Like everything else at The Windsor Institute, H. G. Gordon’s title has a story. At his knighthood class His Grace was knighted along with a fellow chairmaker. This man is the most kind, the most gentle, most pure of all the knights. In his purity, we have to compare him to Sir Galahad of Arthur’s Court and the Round Table. In fact, to protect his identity from the shame associated with this story, we shall call him Galahad.
The only clue I shall give is that besides being a Knight of Windsor, Sir Galahad is one of the two living members of the Royal Orders also in the Chairmakers Hall of Fame. The select group in the Hall are known as the Immortals, and we honor them for their innovations, which make chairmaking easier. We recognize each of them as “a humanitarian, a philanthropist, and a chairmaker concerned with the well being of his/her fellow chairmakers.” This is the exalted nature of Sir Galahad’s noble, and unsullied character.

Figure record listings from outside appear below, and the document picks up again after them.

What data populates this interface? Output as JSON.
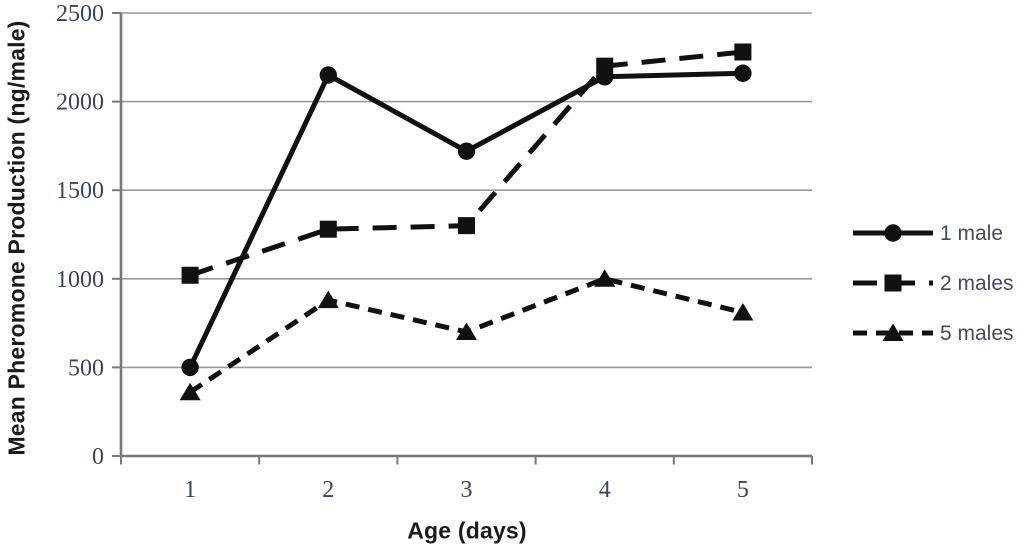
{
  "chart_data": {
    "type": "line",
    "title": "",
    "xlabel": "Age (days)",
    "ylabel": "Mean Pheromone Production (ng/male)",
    "x": [
      1,
      2,
      3,
      4,
      5
    ],
    "x_tick_labels": [
      "1",
      "2",
      "3",
      "4",
      "5"
    ],
    "y_ticks": [
      0,
      500,
      1000,
      1500,
      2000,
      2500
    ],
    "y_tick_labels": [
      "0",
      "500",
      "1000",
      "1500",
      "2000",
      "2500"
    ],
    "ylim": [
      0,
      2500
    ],
    "grid": "horizontal",
    "legend_position": "right",
    "series": [
      {
        "name": "1 male",
        "marker": "circle",
        "line_style": "solid",
        "values": [
          500,
          2150,
          1720,
          2140,
          2160
        ]
      },
      {
        "name": "2 males",
        "marker": "square",
        "line_style": "long-dash",
        "values": [
          1020,
          1280,
          1300,
          2200,
          2280
        ]
      },
      {
        "name": "5 males",
        "marker": "triangle",
        "line_style": "dash",
        "values": [
          360,
          880,
          700,
          1000,
          810
        ]
      }
    ],
    "colors": {
      "series": "#111111",
      "gridline": "#9a9a9a",
      "axis": "#787878",
      "tick_label": "#3e425a",
      "title": "#1b1b1b",
      "legend_text": "#474a5c",
      "background": "#ffffff"
    }
  }
}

The evening after their knighting, Sir Gordon invited Sir Galahad to Widow Fletcher’s restaurant to share a celebratory dinner together. There, Sir Gordon introduced the noble and pure Galahad to single malt scotch. Like W.C. Field’s son Chester in The Fatal Glass of Beer, the taste of single malt scotch pleased Galahad’s palate. As the fiendish Sir Gordon twirled his mustache in ignoble delight, Galahad was unable to stop, and consumed more than prudent. He certainly consumed more than a spirit and character so pure and so unsullied could tolerate.
The next day, our beloved Sir Galahad suffered terribly from the affects of his night on the town with Sir Gordon. His youthful and ruddy complexion was pallid, and even a bit gray. On Friday, he struggled to stay awake and to complete his chair. Sir Gordon, long ago having built up an immunity to the effects of strong drink, remained his normal self.

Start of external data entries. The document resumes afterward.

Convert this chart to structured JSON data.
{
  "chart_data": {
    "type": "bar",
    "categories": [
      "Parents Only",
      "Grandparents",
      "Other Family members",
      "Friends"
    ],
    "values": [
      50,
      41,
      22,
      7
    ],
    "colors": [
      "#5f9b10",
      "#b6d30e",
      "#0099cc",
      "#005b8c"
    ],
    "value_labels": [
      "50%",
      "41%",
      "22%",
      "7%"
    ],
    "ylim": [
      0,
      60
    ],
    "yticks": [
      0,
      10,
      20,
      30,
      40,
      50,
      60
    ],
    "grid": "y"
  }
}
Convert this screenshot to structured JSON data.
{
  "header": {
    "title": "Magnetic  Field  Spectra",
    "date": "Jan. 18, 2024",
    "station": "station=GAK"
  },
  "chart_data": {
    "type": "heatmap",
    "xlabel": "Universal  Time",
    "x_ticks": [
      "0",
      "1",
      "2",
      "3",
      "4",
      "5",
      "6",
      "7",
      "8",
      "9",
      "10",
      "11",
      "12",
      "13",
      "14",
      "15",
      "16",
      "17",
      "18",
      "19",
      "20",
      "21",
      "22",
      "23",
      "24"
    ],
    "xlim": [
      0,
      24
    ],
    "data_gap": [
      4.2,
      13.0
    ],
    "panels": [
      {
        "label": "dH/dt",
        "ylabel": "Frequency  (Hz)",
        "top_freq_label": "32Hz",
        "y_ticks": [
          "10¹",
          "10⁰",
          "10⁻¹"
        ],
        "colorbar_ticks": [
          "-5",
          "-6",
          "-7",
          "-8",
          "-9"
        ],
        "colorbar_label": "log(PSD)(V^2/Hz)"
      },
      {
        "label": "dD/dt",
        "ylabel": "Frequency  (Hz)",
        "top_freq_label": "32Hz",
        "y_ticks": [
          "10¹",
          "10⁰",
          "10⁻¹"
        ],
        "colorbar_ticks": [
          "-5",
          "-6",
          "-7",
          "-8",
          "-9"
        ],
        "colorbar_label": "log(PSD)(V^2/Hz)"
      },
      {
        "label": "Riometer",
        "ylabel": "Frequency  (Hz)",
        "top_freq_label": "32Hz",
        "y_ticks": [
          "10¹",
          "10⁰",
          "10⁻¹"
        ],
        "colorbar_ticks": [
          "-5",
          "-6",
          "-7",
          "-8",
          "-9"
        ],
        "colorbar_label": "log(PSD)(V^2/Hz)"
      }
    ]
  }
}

Sir Gordon came to be called the “Black Knight” by those who had witnessed his shameless corruption of the pure and decent Galahad. His classmates probably would have called him Voldermort, but the name was already taken. As for Galahad, someone matching his description was recently spotted sprawled in a gutter in Richmond,
However much of a blaggard Sir Gordon may have revealed himself to be in his corruption of Galahad, like Severus Snape, he has an heroic side. This past summer Sir Gordon, the Black Knight was also inducted as a member of the Chairmakers Hall of Fame for his innovation Keller’s Colors. By inducting him, The Board of Trustees recognized him too, as “a humanitarian, a philanthropist, and a chairmaker concerned with the well being of his/her fellow chairmakers.” The Trustees tacitly recommended all chairmakers to emulate Sir Gordon.

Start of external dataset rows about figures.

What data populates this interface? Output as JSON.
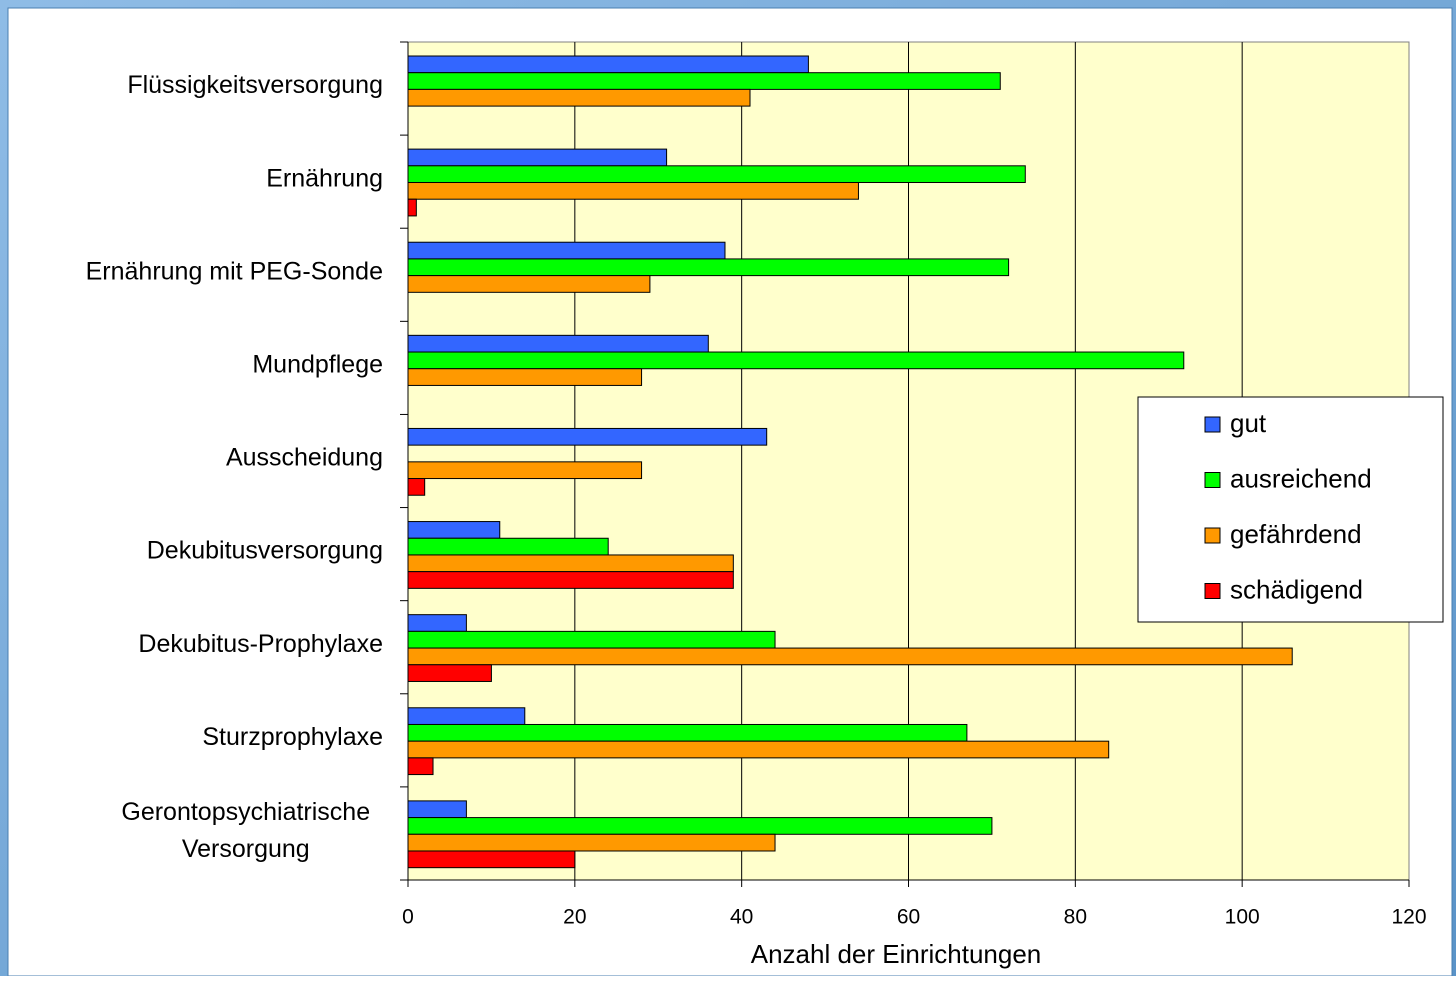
{
  "chart_data": {
    "type": "hbar",
    "xlabel": "Anzahl der Einrichtungen",
    "categories": [
      "Flüssigkeitsversorgung",
      "Ernährung",
      "Ernährung mit PEG-Sonde",
      "Mundpflege",
      "Ausscheidung",
      "Dekubitusversorgung",
      "Dekubitus-Prophylaxe",
      "Sturzprophylaxe",
      "Gerontopsychiatrische\nVersorgung"
    ],
    "series": [
      {
        "name": "gut",
        "color": "#3366ff",
        "values": [
          48,
          31,
          38,
          36,
          43,
          11,
          7,
          14,
          7
        ]
      },
      {
        "name": "ausreichend",
        "color": "#00ff00",
        "values": [
          71,
          74,
          72,
          93,
          0,
          24,
          44,
          67,
          70
        ]
      },
      {
        "name": "gefährdend",
        "color": "#ff9900",
        "values": [
          41,
          54,
          29,
          28,
          28,
          39,
          106,
          84,
          44
        ]
      },
      {
        "name": "schädigend",
        "color": "#ff0000",
        "values": [
          0,
          1,
          0,
          0,
          2,
          39,
          10,
          3,
          20
        ]
      }
    ],
    "xlim": [
      0,
      120
    ],
    "xticks": [
      0,
      20,
      40,
      60,
      80,
      100,
      120
    ],
    "grid": true,
    "legend": "right"
  }
}
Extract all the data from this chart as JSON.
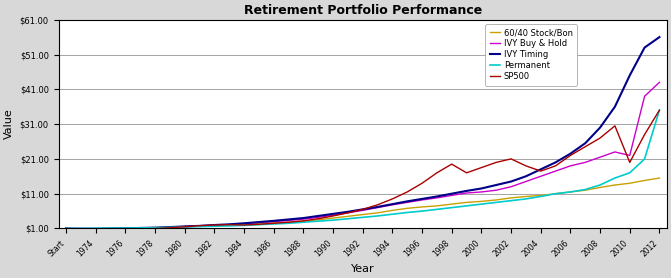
{
  "title": "Retirement Portfolio Performance",
  "xlabel": "Year",
  "ylabel": "Value",
  "x_labels": [
    "Start",
    "1974",
    "1976",
    "1978",
    "1980",
    "1982",
    "1984",
    "1986",
    "1988",
    "1990",
    "1992",
    "1994",
    "1996",
    "1998",
    "2000",
    "2002",
    "2004",
    "2006",
    "2008",
    "2010",
    "2012"
  ],
  "n_points": 41,
  "ylim": [
    1.0,
    61.0
  ],
  "yticks": [
    1.0,
    11.0,
    21.0,
    31.0,
    41.0,
    51.0,
    61.0
  ],
  "series": {
    "60/40 Stock/Bon": {
      "color": "#C8A000",
      "values": [
        1.0,
        0.85,
        0.9,
        1.0,
        1.05,
        1.1,
        1.15,
        1.3,
        1.5,
        1.65,
        1.8,
        2.0,
        2.2,
        2.4,
        2.6,
        2.8,
        3.1,
        3.5,
        4.0,
        4.5,
        5.0,
        5.5,
        6.2,
        6.8,
        7.2,
        7.5,
        8.0,
        8.5,
        8.8,
        9.2,
        9.8,
        10.2,
        10.5,
        11.0,
        11.5,
        12.0,
        12.8,
        13.5,
        14.0,
        14.8,
        15.5
      ]
    },
    "IVY Buy & Hold": {
      "color": "#CC00CC",
      "values": [
        1.0,
        0.85,
        0.9,
        1.0,
        1.05,
        1.1,
        1.2,
        1.35,
        1.55,
        1.7,
        1.9,
        2.1,
        2.4,
        2.7,
        3.0,
        3.3,
        3.7,
        4.2,
        4.8,
        5.5,
        6.2,
        7.0,
        7.8,
        8.5,
        9.2,
        9.8,
        10.5,
        11.2,
        11.5,
        12.0,
        13.0,
        14.5,
        16.0,
        17.5,
        19.0,
        20.0,
        21.5,
        23.0,
        22.0,
        39.0,
        43.0
      ]
    },
    "IVY Timing": {
      "color": "#000088",
      "values": [
        1.0,
        0.95,
        0.95,
        1.0,
        1.05,
        1.15,
        1.25,
        1.4,
        1.6,
        1.75,
        2.0,
        2.2,
        2.5,
        2.85,
        3.2,
        3.6,
        4.0,
        4.6,
        5.2,
        5.8,
        6.5,
        7.2,
        8.0,
        8.8,
        9.5,
        10.2,
        11.0,
        11.8,
        12.5,
        13.5,
        14.5,
        16.0,
        18.0,
        20.0,
        22.5,
        25.5,
        30.0,
        36.0,
        45.0,
        53.0,
        56.0
      ]
    },
    "Permanent": {
      "color": "#00CCCC",
      "values": [
        1.0,
        1.0,
        1.05,
        1.1,
        1.1,
        1.15,
        1.2,
        1.3,
        1.45,
        1.55,
        1.65,
        1.75,
        1.9,
        2.1,
        2.3,
        2.5,
        2.8,
        3.1,
        3.4,
        3.8,
        4.2,
        4.6,
        5.1,
        5.6,
        6.0,
        6.5,
        7.0,
        7.5,
        8.0,
        8.5,
        9.0,
        9.5,
        10.2,
        11.0,
        11.5,
        12.2,
        13.5,
        15.5,
        17.0,
        21.0,
        35.0
      ]
    },
    "SP500": {
      "color": "#AA0000",
      "values": [
        1.0,
        0.75,
        0.7,
        0.8,
        0.85,
        0.9,
        1.0,
        1.2,
        1.5,
        1.8,
        2.0,
        2.1,
        2.0,
        2.2,
        2.5,
        2.8,
        3.2,
        3.8,
        4.6,
        5.5,
        6.5,
        7.8,
        9.5,
        11.5,
        14.0,
        17.0,
        19.5,
        17.0,
        18.5,
        20.0,
        21.0,
        19.0,
        17.5,
        19.0,
        22.0,
        24.5,
        27.0,
        30.5,
        20.0,
        28.0,
        35.0
      ]
    }
  },
  "background_color": "#FFFFFF",
  "plot_background": "#FFFFFF",
  "grid_color": "#808080",
  "outer_bg": "#D8D8D8"
}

His Grace’s complex personality incorporates this impenetrable conflict, and it is this contradiction that is recognized by his title. For being capable of corrupting a noble and pure knight and fellow Immortal, he is called the Black Duke. For being so noble as to make chairmaking easier for his fellow chairmakers, he is in the Hall of Fame and one of the Immortals. Thus, His Grace is now, and forever to be known, as the Immortal Black Duke.
Following His Grace’s duking he posed for the official photos of him with his sovereign, and together with the entire court. Finally, His Grace Gordon Keller, the Immortal Black Duke of Windsor joined Lord Tony in sharing his cake with the assembled multitude. The ceremony was indeed a rare and noteworthy event.